When I moved back to Boston from New York City, my kids were little and only my husband was employed.  With a newborn and a 3-year-old in the house, there wasn’t time to think about anything but survival.  Luckily, my mom lived nearby and would come over weekly to help.   I could have time to work on my resume, volunteer for organizations in the area to grow my network and look for jobs.  The key factor here is that my child care was affordable—in fact, it was free —making my transition back into work far easier than it would have been otherwise.

In a pandemic, many family members who used to help take care of the kids have had to stay away for their own safety.  It’s no wonder women have had to step away from their jobs and careers.

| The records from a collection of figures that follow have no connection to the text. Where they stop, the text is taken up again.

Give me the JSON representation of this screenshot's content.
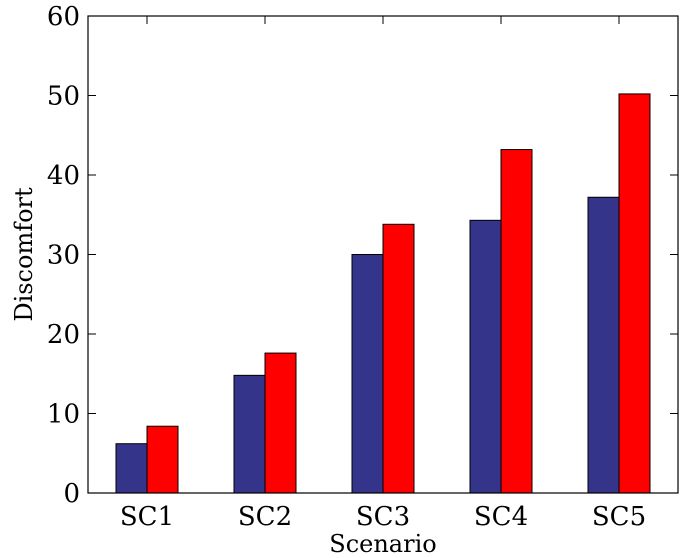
{
  "chart_data": {
    "type": "bar",
    "categories": [
      "SC1",
      "SC2",
      "SC3",
      "SC4",
      "SC5"
    ],
    "series": [
      {
        "values": [
          6.2,
          14.8,
          30.0,
          34.3,
          37.2
        ],
        "color": "#33348a"
      },
      {
        "values": [
          8.4,
          17.6,
          33.8,
          43.2,
          50.2
        ],
        "color": "#ff0000"
      }
    ],
    "title": "",
    "xlabel": "Scenario",
    "ylabel": "Discomfort",
    "ylim": [
      0,
      60
    ],
    "yticks": [
      0,
      10,
      20,
      30,
      40,
      50,
      60
    ],
    "grid": false
  }
}
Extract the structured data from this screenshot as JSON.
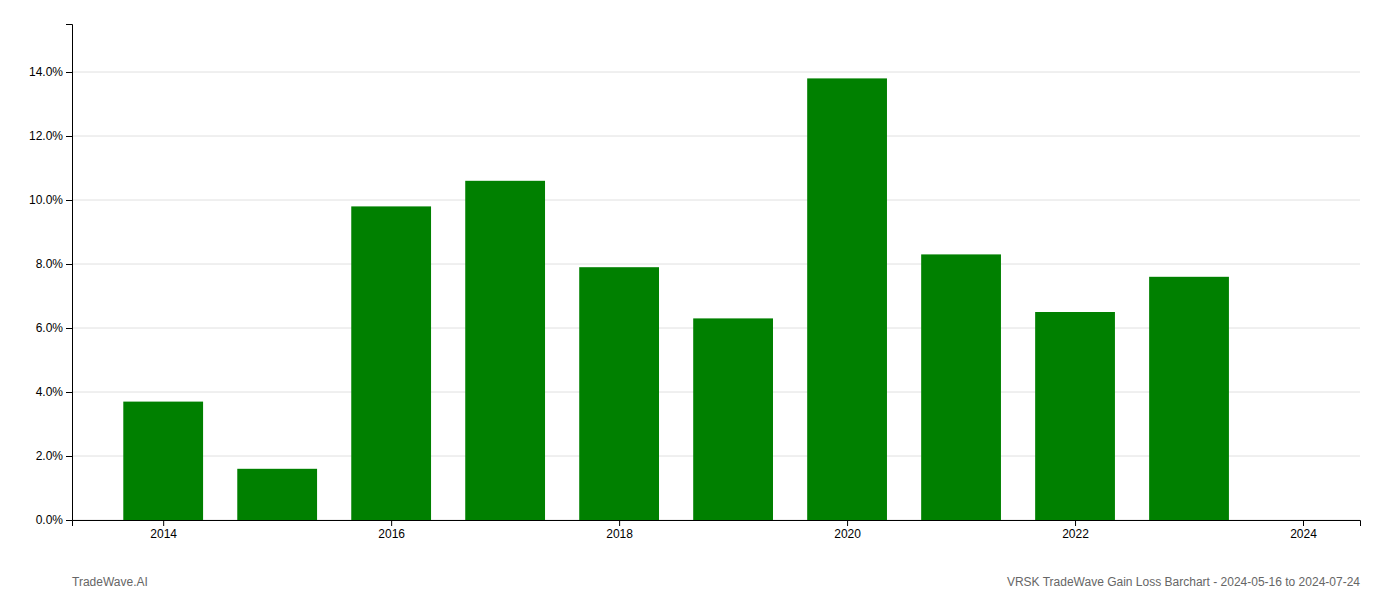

For many families it was a logical consequence of a societal problem: the stubborn gender pay gap between men and women in this country means that in 2 parent cis-gendered households women are earning less than their husbands.  If someone is going to leave the workforce to care for the kids– either for a day or for a year – it will be the mom.  Women accounted for 84% of all workers with child care-related absences in the average month in 2020.  Not only is lack of affordable child care a reason women are losing their jobs, it’s likely to be a major barrier to women re-entering the workforce 

This is especially true for low-income families.  Pre-pandemic access to affordable child care was already a major issue; roughly one third of poor families are pushed into poverty by child care expenses.  Before the pandemic, 51% of families in the US lived in a “child care desert” where there were either no child care options or inadequate slots to meet demand.   And as child care centers faced additional safety measures and lowered capacity to allow for social distancing, operating costs of child care centers spiked.  In Indiana, where child care costs are the highest in the US, households with children younger than 5 put around 20% of their income on average toward child care, the same percentage many in Indiana pay for rent.

Meanwhile, despite high costs, the rate of poverty among child care workers tends to be more than twice the rate of poverty among women workers overall, and over 94% of that workforce are women.

Investing in child care is a win-win-win-win.

  • Growing our child care infrastructure and increasing access to child care gets working parents back to work or back looking for work

  • Access to early education and child care fosters higher incomes for future generations

  • Investing in care workers means we value the critical work done by so many women of color in the US

  • Investing in early childhood education provides a stimulative effect to our economies; studies have found that a $1 investment in child care returns $1.88 in economic growth.  

Once the stimulus is said and done, we should support action on the “Child Care for Working Families Act,” which would support low- and middle- income families’ access to child care and early learning programs, assuring that no working family would have to pay more than 7% of their household income on child care.  It would also improve the supply of child care providers, supports the creation of preschool programs for low-wage families, and supports the expansion of Head Start.  Let’s make  sure that mothers across this country don’t have to rely on the free or under-paid labor of other women to have a career.  Government-funded affordable child care means that every woman who wants to work has the option.